"A vida é de quem se atreve a viver".


No poema “O Lance de Dados” Mallarmé termina com uma possibilidade de “renascimento” que é vista no céu: “Todo pensamento emite um lance de dados”. O fundamental é a resistência...
Os simbolistas queriam outra coisa: IV Mallarmé

Maria Lúcia Verdi –

Mallarmé queria o impossível e dele se aproximou como poucos na literatura universal. Seu impossível é a Obra Total (“Le livre”/O Livro”) que refletiria o Absoluto em sua dispersão, em suas mil leituras possíveis.

Stéphane Mallarmé (nascido Étienne - Paris 18/3/1842-9/9/1898 - influenciou toda a literatura do século XX a partir, sobretudo, de um texto que, por meio de elipses, usos de diferentes tipos e tamanhos de letras e do branco da página, cria uma outra lógica para a poesia, para a escritura - “Um lance de dados jamais abolirá o acaso”, poema que inaugura poética nova, absolutamente antidiscursiva ou minimamente mimética.

Como num espelho frente a um espelho, sua produção se reflete entre si, os símbolos, os elementos principais dialogando, entrelaçando-se, aprofundando-se num turbilhão de sons e imagens que evocam a realidade de modo crescentemente hermético e abstrato. A preocupação com o significado sendo menor do que o amor ao significante - o som, que evoca e transcende.

Como apontaram os críticos, é o poeta do Nada, do Talvez e do Então:

SALUT\BRINDE

(tradução José Lino Grünewald)

Nada, esta espuma, virgem verso

Apenas denotando a taça;

[...]

Solitude, recife, estrela,

A não importa o que valer

O alvo desvelo em nossa vela.

Enfrentou a perda da mãe aos sete anos, da irmã e do filho de oito anos vivenciando, assim, reiteradamente, aquilo que é algo que o Eu não quer, não pode saber o que é, segundo a psicanálise. O poema inconcluso para o filho Anatole é um dos tantos dedicados aos Túmulos de seus mortos, Edgar Allan Poe, Baudelaire, Verlaine, Théophile Gautier.

PARA UM TÚMULO DE ANATOLE 

filho saído de

nós dois – nos

mostrando nosso

ideal, o caminho

- nosso! Pai

e mãe que a ele

     em triste existência

sobrevivemos como –

os dois extremos

[...]

vela

     navega

      rio,

tua vida que

passa, flui

[...]

Resistiu às perdas concretas e aos fantasmas interiores que o levaram aos infernos relatados em seu conto “Igitur ou a loucura de Elbehnon”, com o qual ele pretendia vencer a “impotência”. Já em Igitur a presença do lance de dados, do futuro Um Lance.
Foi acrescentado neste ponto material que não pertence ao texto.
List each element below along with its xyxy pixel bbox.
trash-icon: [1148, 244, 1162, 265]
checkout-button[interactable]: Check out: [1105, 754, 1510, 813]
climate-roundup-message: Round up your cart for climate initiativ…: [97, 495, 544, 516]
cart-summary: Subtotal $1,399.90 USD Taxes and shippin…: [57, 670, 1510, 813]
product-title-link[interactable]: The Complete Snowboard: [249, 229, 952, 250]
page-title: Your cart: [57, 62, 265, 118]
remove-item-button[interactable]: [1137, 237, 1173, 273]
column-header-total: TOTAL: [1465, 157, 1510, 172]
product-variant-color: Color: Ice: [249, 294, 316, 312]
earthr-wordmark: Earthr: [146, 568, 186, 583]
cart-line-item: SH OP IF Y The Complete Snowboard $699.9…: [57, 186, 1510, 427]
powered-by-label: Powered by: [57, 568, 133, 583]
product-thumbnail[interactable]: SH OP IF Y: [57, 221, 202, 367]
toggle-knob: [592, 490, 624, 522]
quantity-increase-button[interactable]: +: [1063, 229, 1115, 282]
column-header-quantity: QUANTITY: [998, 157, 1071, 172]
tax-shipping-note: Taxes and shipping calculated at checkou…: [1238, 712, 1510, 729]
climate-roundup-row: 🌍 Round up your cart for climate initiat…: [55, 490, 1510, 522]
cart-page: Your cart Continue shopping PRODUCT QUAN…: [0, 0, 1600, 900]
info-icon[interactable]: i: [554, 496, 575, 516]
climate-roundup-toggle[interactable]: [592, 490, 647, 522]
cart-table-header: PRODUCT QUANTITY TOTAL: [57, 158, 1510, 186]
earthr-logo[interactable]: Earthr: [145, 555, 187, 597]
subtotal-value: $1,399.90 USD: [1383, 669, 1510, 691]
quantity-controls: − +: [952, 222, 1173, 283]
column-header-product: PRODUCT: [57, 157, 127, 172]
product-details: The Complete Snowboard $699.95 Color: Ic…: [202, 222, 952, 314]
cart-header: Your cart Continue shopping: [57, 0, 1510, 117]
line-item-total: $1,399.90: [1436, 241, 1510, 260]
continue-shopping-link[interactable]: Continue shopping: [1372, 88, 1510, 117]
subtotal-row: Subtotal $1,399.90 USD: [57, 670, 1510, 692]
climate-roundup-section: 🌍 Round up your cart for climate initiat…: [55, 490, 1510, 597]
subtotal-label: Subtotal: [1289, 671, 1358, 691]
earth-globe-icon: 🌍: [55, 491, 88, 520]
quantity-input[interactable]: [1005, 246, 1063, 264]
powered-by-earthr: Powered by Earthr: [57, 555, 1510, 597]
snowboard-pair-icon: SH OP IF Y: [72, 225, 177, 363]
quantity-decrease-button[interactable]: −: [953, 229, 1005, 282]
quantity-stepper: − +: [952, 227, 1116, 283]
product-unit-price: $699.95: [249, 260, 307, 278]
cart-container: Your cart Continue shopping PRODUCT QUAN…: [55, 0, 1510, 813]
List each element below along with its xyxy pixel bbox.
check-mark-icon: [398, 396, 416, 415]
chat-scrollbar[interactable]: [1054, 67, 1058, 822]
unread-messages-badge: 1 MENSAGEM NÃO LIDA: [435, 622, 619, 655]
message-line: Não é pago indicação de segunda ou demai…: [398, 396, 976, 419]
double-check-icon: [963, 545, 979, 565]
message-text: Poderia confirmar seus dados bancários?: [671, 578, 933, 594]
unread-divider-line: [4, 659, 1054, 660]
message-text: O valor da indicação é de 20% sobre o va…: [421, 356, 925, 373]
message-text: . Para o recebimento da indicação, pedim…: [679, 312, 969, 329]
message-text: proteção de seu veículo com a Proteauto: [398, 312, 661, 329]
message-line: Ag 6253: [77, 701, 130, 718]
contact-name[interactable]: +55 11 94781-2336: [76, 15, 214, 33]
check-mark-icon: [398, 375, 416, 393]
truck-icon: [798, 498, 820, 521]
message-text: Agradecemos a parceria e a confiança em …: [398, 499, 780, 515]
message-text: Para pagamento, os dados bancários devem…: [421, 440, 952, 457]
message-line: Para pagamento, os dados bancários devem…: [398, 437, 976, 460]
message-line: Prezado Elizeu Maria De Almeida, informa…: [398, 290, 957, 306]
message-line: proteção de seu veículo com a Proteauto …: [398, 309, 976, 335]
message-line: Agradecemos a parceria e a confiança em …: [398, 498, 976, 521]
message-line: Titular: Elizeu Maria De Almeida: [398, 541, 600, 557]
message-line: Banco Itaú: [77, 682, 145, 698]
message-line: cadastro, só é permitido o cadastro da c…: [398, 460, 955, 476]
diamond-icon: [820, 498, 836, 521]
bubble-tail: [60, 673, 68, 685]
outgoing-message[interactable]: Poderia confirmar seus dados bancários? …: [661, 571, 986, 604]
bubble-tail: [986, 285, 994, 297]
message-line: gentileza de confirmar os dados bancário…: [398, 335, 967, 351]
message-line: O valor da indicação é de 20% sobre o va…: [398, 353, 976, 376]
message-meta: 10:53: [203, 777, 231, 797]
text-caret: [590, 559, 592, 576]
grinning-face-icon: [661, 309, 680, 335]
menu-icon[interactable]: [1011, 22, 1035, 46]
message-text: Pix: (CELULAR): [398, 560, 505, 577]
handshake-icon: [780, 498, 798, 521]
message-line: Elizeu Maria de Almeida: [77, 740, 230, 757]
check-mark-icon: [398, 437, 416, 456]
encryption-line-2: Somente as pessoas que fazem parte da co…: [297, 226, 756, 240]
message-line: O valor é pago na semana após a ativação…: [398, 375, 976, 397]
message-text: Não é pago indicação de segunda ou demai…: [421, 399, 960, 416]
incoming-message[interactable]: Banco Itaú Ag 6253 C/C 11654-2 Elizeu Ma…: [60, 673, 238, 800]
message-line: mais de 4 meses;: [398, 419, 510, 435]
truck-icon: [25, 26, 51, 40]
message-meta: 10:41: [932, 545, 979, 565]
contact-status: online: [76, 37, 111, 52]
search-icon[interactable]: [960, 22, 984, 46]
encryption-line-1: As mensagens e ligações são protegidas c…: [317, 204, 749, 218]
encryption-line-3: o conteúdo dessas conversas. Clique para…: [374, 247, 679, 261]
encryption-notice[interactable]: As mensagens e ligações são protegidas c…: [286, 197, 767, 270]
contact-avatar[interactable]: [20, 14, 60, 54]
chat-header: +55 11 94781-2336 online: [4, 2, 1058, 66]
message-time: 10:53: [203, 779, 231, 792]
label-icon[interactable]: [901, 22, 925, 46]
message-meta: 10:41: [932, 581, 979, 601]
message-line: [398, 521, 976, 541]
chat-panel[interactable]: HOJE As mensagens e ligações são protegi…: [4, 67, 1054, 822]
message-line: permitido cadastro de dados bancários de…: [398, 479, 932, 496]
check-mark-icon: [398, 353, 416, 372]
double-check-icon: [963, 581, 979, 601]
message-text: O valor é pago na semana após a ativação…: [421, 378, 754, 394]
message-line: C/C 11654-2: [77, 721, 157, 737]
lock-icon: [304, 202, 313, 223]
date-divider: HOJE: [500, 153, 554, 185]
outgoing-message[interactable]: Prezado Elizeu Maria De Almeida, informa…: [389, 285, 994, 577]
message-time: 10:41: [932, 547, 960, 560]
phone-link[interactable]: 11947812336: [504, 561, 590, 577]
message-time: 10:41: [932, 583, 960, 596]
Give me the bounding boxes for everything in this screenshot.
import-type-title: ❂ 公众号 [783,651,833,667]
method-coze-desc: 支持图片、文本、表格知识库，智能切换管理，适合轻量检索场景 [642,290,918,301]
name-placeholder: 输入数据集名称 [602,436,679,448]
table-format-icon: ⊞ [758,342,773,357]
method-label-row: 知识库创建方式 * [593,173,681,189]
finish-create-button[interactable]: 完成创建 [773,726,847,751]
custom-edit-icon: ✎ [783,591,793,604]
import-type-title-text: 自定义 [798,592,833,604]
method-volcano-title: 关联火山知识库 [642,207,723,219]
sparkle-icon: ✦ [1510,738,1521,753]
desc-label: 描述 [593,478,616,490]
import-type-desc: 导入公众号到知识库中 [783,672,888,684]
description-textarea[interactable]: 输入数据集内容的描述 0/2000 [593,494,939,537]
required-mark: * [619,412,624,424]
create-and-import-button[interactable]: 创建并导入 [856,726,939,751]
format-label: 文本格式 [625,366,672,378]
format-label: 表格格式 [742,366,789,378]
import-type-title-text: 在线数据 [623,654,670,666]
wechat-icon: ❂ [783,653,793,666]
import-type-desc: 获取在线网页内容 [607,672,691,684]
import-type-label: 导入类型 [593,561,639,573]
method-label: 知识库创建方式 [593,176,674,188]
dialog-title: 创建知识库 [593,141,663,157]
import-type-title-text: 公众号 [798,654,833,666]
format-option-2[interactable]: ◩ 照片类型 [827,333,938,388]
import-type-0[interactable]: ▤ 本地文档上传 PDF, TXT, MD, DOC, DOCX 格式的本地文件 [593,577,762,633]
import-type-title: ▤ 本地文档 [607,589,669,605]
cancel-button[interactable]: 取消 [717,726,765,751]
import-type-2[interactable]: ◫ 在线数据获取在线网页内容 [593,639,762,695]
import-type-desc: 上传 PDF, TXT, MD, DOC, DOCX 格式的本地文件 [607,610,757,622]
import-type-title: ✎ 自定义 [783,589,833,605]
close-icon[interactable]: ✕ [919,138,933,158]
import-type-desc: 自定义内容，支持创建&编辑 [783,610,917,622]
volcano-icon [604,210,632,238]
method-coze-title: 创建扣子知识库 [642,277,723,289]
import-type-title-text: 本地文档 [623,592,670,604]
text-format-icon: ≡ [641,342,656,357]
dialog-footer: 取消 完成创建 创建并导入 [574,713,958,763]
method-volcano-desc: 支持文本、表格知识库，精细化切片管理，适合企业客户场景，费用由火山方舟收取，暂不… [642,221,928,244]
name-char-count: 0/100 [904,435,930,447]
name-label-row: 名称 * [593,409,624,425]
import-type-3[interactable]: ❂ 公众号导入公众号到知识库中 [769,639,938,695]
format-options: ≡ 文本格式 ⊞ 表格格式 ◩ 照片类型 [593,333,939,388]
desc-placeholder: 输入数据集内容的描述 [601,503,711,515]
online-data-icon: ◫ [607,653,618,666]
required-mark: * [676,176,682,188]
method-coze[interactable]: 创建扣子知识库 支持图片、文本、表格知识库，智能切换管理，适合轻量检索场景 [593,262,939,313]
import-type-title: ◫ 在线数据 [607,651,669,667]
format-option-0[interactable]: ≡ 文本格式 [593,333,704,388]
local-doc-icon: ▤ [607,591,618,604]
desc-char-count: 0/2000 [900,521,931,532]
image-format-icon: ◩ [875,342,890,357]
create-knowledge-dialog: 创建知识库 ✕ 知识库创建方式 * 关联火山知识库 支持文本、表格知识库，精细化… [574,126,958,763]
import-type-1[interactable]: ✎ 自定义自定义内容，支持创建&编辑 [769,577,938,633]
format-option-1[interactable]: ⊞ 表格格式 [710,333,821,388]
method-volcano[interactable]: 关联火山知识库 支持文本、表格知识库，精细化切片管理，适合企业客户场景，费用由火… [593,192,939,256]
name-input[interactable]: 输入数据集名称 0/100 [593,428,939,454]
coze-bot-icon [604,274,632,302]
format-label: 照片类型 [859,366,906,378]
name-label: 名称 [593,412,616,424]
Sobreviveu graças à entrega completa, sistemática, à literatura aliada ao sacrifício tranquilizador de uma vida burguesa, em família. Aos vinte e um anos, casado, precisou sobreviver como professor de inglês em três monótonas cidades do interior da França, onde vivia em absoluto isolamento intelectual. Mente brilhante e terrivelmente sensível, o Tédio (para usar as maiúsculas que ele apreciava) o dilacerava.

BRISA MARINHA

(tradução Augusto de Campos)

A carne é triste e eu li todos os livros

[...]

Um Tédio, desolado por cruéis silêncios,

Ainda crê no derradeiro adeus dos lenços!

E é possível que os mastros, entre as ondas más,

Rompam-se ao vento sobre os náufragos, sem mas-

Tros, sem mastros, nem ilhas férteis, a vogar...

Mas ó meu peito, ouve a canção que vem do mar!

Em meio à platitude entorno começa a escrever uma de suas obras primas inacabadas, Hérodiade. A heroína deste poema, inicialmente pensado para ser uma tragédia a ser encenada, não é a Hérodiade bíblica, mãe de Salomé, mas sim Salomé, uma jovem que defende sua virgindade com a obsessão que nasce da incapacidade de amar e entregar-se. Simboliza a impossibilidade da entrega absoluta à literatura.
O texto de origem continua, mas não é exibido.